The Piano Shop on the Left Bank: Discovering a Forgotten Passion in a Paris Atelier, by Thad Carhart. New York: Random House, 2001. xii + 268 pages + 11-page ‘Reader’s Guide.’ ISBN 0-375-75862-3. Trade Paper, $13.95

Have you ever heard of a Fazioli piano? A Stingl? Neither had I, but you will know all about them, and numerous other makes, when you have finished reading this charming memoir. The author, born in France to a father in the US military, returned stateside for the bulk of his schooling. He attended Yale and Stanford, worked as a consultant in the entertainment industry in northern California, and then left in 1989 to return to France to live and work as a free-lance writer. He resides with his Italian photographer wife Simo Neri and their two children Sara and Nicolas in an apartment on Paris’ Left Bank.

Carhart passes a shop daily, when walking his children to school, that rouses his curiosity, to which he eventually succumbs by opening the door. He eventually enters the mysterious world of used piano recovery, restoration and resale by earning the confidence of the shopkeeper Luc, who, in due time, becomes his good friend. Through Luc and by virtue of being out and about, he encounters numerous eccentric people, some neighbors and others in further-flung districts or suburbs with connections to the shop or to the piano, and he deals with other craftsmen in related trades. One introduction leads to another to another, and to the discovery that there are interconnections amongst them all. The reader is introduced to a fascinating and entertaining world and to a milieu where fine craftsmanship still exists and matters.

Carhart decides to take up the piano again, relating in flashback chapters his initial happy experience as a child in France and his unhappy one in the US where competition was too highly emphasized for his taste. He allows himself to be talked into buying a baby grand-the aforementioned Stingl-by Luc although he felt an upright would fit better in his apartment. He recounts the amazing delivery, the tuning, and the acclimation of the instrument. He finds, through a friend, a suitable teacher who later invites him to some most interesting master classes. His children also become interested in playing, and teachers are found in the renowned and legendary Schola Cantorum.

The tuner Jos, who loves his ” ballon de rouge ,” sleeps in empty trains in the yards (and occasionally wakes up elsewhere!), and rides the metro without paying, is the most colorful character. The Hungarian immigrant teacher Anna is one of the wisest and most charming. Carhart writes: “As we sat in the kitchen she described how, ever since childhood, the world of her piano and her music had always been a place to which she could escape merely by playing the notes. ‘Family, politics, adolescent worries, illness-anything at all could be left behind when I entered that special place.’ She assured me that the piano still has that strange power for her to transform and to transcend the ordinary world that fills our days. ‘Now I perhaps have to be a bit more conscious of the change, to will it to happen, to want to go elsewhere.

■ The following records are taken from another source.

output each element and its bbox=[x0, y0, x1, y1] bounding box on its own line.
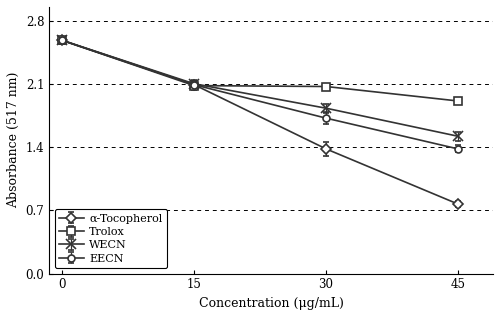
Y-axis label: Absorbance (517 nm): Absorbance (517 nm) bbox=[7, 72, 20, 209]
Legend: α-Tocopherol, Trolox, WECN, EECN: α-Tocopherol, Trolox, WECN, EECN bbox=[54, 209, 167, 268]
X-axis label: Concentration (μg/mL): Concentration (μg/mL) bbox=[198, 297, 344, 310]
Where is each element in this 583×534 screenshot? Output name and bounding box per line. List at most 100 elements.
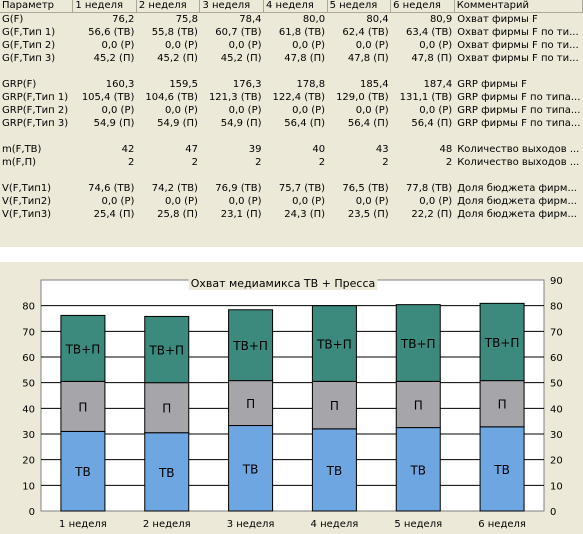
bar-segment[interactable] — [144, 432, 190, 512]
comment-cell[interactable]: Охват фирмы F по ти... — [457, 27, 579, 38]
value-cell[interactable]: 55,8 (ТВ) — [151, 27, 198, 38]
comment-cell[interactable]: GRP фирмы F — [457, 79, 527, 90]
value-cell[interactable]: 0,0 (Р) — [165, 196, 198, 207]
value-cell[interactable]: 47 — [185, 144, 198, 155]
value-cell[interactable]: 131,1 (ТВ) — [399, 92, 453, 103]
value-cell[interactable]: 47,8 (П) — [347, 53, 389, 64]
comment-cell[interactable] — [454, 65, 582, 78]
value-cell[interactable]: 129,0 (ТВ) — [336, 92, 389, 103]
parameter-cell[interactable] — [0, 65, 73, 78]
parameter-cell[interactable]: V(F,Тип3) — [2, 209, 52, 220]
column-header[interactable]: 1 неделя — [72, 0, 137, 13]
value-cell[interactable]: 178,8 — [296, 79, 326, 90]
value-cell[interactable]: 187,4 — [423, 79, 453, 90]
parameter-cell[interactable]: GRP(F,Тип 2) — [2, 105, 69, 116]
value-cell[interactable]: 77,8 (ТВ) — [405, 183, 453, 194]
comment-cell[interactable]: Доля бюджета фирм... — [457, 209, 577, 220]
value-cell[interactable]: 2 — [318, 157, 326, 168]
comment-cell[interactable]: GRP фирмы F по типа... — [457, 118, 581, 129]
comment-cell[interactable]: Охват фирмы F — [457, 14, 538, 25]
value-cell[interactable]: 47,8 (П) — [411, 53, 453, 64]
parameter-cell[interactable]: GRP(F) — [2, 79, 37, 90]
value-cell[interactable]: 61,8 (ТВ) — [278, 27, 326, 38]
bar-segment[interactable] — [60, 430, 106, 512]
bar-segment[interactable] — [228, 380, 274, 427]
value-cell[interactable]: 23,5 (П) — [347, 209, 389, 220]
value-cell[interactable]: 121,3 (ТВ) — [208, 92, 262, 103]
table-row[interactable]: V(F,Тип2) 0,0 (Р) 0,0 (Р) 0,0 (Р) 0,0 (Р) 0,0… — [0, 195, 583, 208]
comment-cell[interactable] — [454, 169, 582, 182]
comment-cell[interactable]: GRP фирмы F по типа... — [457, 92, 581, 103]
value-cell[interactable]: 54,9 (П) — [93, 118, 135, 129]
column-header[interactable]: 4 неделя — [263, 0, 328, 13]
table-row[interactable] — [0, 65, 583, 78]
comment-cell[interactable]: Количество выходов ... — [457, 144, 580, 155]
bar-segment[interactable] — [144, 315, 190, 384]
value-cell[interactable]: 75,7 (ТВ) — [278, 183, 326, 194]
value-cell[interactable] — [200, 169, 264, 182]
value-cell[interactable] — [391, 65, 455, 78]
value-cell[interactable]: 0,0 (Р) — [101, 40, 135, 51]
value-cell[interactable]: 2 — [255, 157, 262, 168]
value-cell[interactable]: 0,0 (Р) — [355, 105, 389, 116]
value-cell[interactable]: 23,1 (П) — [220, 209, 262, 220]
column-header[interactable]: 3 неделя — [199, 0, 265, 13]
value-cell[interactable] — [136, 65, 200, 78]
value-cell[interactable]: 24,3 (П) — [284, 209, 326, 220]
value-cell[interactable]: 45,2 (П) — [93, 53, 135, 64]
value-cell[interactable]: 76,5 (ТВ) — [342, 183, 389, 194]
value-cell[interactable]: 54,9 (П) — [220, 118, 262, 129]
table-row[interactable] — [0, 169, 583, 182]
parameter-cell[interactable] — [0, 169, 73, 182]
bar-segment[interactable] — [144, 382, 190, 434]
bar-segment[interactable] — [311, 305, 357, 382]
value-cell[interactable]: 80,9 — [429, 14, 453, 25]
bar-segment[interactable] — [479, 302, 525, 382]
parameter-cell[interactable]: G(F,Тип 3) — [2, 53, 56, 64]
value-cell[interactable]: 0,0 (Р) — [228, 196, 262, 207]
value-cell[interactable] — [327, 65, 391, 78]
value-cell[interactable]: 2 — [128, 157, 135, 168]
value-cell[interactable]: 104,6 (ТВ) — [145, 92, 198, 103]
comment-cell[interactable]: Количество выходов ... — [457, 157, 580, 168]
value-cell[interactable]: 25,4 (П) — [93, 209, 135, 220]
bar-segment[interactable] — [395, 427, 441, 512]
parameter-cell[interactable]: m(F,ТВ) — [2, 144, 42, 155]
value-cell[interactable]: 56,4 (П) — [347, 118, 389, 129]
value-cell[interactable]: 22,2 (П) — [411, 209, 453, 220]
parameter-cell[interactable]: m(F,П) — [2, 157, 36, 168]
value-cell[interactable] — [136, 130, 200, 143]
parameter-cell[interactable]: G(F,Тип 1) — [2, 27, 56, 38]
value-cell[interactable] — [327, 169, 391, 182]
value-cell[interactable]: 2 — [382, 157, 389, 168]
table-row[interactable]: m(F,ТВ) 42 47 39 40 43 48 Количество выходов ..… — [0, 143, 583, 156]
value-cell[interactable]: 2 — [191, 157, 198, 168]
value-cell[interactable]: 75,8 — [175, 14, 198, 25]
value-cell[interactable]: 0,0 (Р) — [101, 105, 135, 116]
column-header[interactable]: 5 неделя — [327, 0, 392, 13]
value-cell[interactable] — [327, 130, 391, 143]
value-cell[interactable]: 78,4 — [239, 14, 262, 25]
value-cell[interactable]: 0,0 (Р) — [165, 105, 198, 116]
value-cell[interactable] — [73, 130, 137, 143]
value-cell[interactable]: 74,6 (ТВ) — [88, 183, 135, 194]
comment-cell[interactable]: Доля бюджета фирм... — [457, 183, 577, 194]
parameter-cell[interactable]: G(F) — [2, 14, 24, 25]
value-cell[interactable]: 62,4 (ТВ) — [342, 27, 389, 38]
value-cell[interactable]: 76,2 — [112, 14, 135, 25]
bar-segment[interactable] — [479, 380, 525, 428]
value-cell[interactable]: 39 — [248, 144, 262, 155]
bar-segment[interactable] — [311, 428, 357, 512]
comment-cell[interactable]: Охват фирмы F по ти... — [457, 53, 579, 64]
value-cell[interactable]: 105,4 (ТВ) — [81, 92, 135, 103]
value-cell[interactable] — [391, 169, 455, 182]
table-row[interactable]: V(F,Тип1) 74,6 (ТВ) 74,2 (ТВ) 76,9 (ТВ) 75,7… — [0, 182, 583, 195]
value-cell[interactable] — [136, 169, 200, 182]
value-cell[interactable]: 47,8 (П) — [284, 53, 326, 64]
value-cell[interactable]: 0,0 (Р) — [165, 40, 198, 51]
table-row[interactable] — [0, 130, 583, 143]
value-cell[interactable]: 42 — [121, 144, 135, 155]
value-cell[interactable]: 0,0 (Р) — [419, 196, 453, 207]
comment-cell[interactable]: Охват фирмы F по ти... — [457, 40, 579, 51]
value-cell[interactable]: 0,0 (Р) — [419, 40, 453, 51]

But I can still do that readily, and once I decide to leave, I’m gone. It’s like a train-it leaves the station and you’ re already somewhere else.'” Reading the book can have the same effect, as can listening to the piano-or any other music, for that matter.

The Piano Shop. is an easy, delightful, yet informative read, not one you will soon forget, though you may want to reread to recall some of the myriad details. It offers a plethora of trivia about the history, mechanical operation, and manufacture of the instrument, of which we encounter numerous examples of various makes and nationalities, including one from Beethoven’s Vienna, some of them in various and sundry states of decay or disrepair. It provides a glimpse of the international nature of the population that inhabits the city of Paris (of the main characters, only a small minority are natives), an insight into the way of life in one of its quartiers, and into the way the French relate to and interact with one another and conduct business. It includes precise, vivid, sometimes dryly humorous descriptions of people, places, and pianos, and countless happenings, by chance or by design. For example, seeing a Fazioli on a rotating display in a shop window, Carhart asks questions, does some research, takes a trip to visit the factory in Sacile, north of Venice, learns that it is arguably the finest, and certainly the most expensive piano made today, plays some arpeggios and chords on one, and listens to its designer play some Chopin. The barely-20-year-old company was founded by Paolo Fazioli, a scion of an office-furniture-making family who, like the author, had a love of the instrument but no desire, for lack of major talent, to attempt a professional career playing it. Combining the knowledge and skills acquired in obtaining his conservatory diploma in piano and his university degree in mechanical engineering, he set out to improve on the instruments with which he was dissatisfied by starting from scratch. There are only some one thousand total of its six models in existence.

Thus, the attempt to satisfy an idle curiosity led the author serendipitously to an entry into a heretofore unknown world, several unexpected circles of interesting acquaintances and friends, and numerous enlightening and rewarding experiences that he would not otherwise have had-not to mention the book itself that resulted from the adventures. This book has something to offer to a broad range of readers including pianists, both professional and amateur, piano dealers and maintenance craftsmen, lovers of piano music, … and Francophiles. In addition to a pleasant, engrossing read, I can’t imagine anyone not also gleaning from its pages something s/he didn’t already know.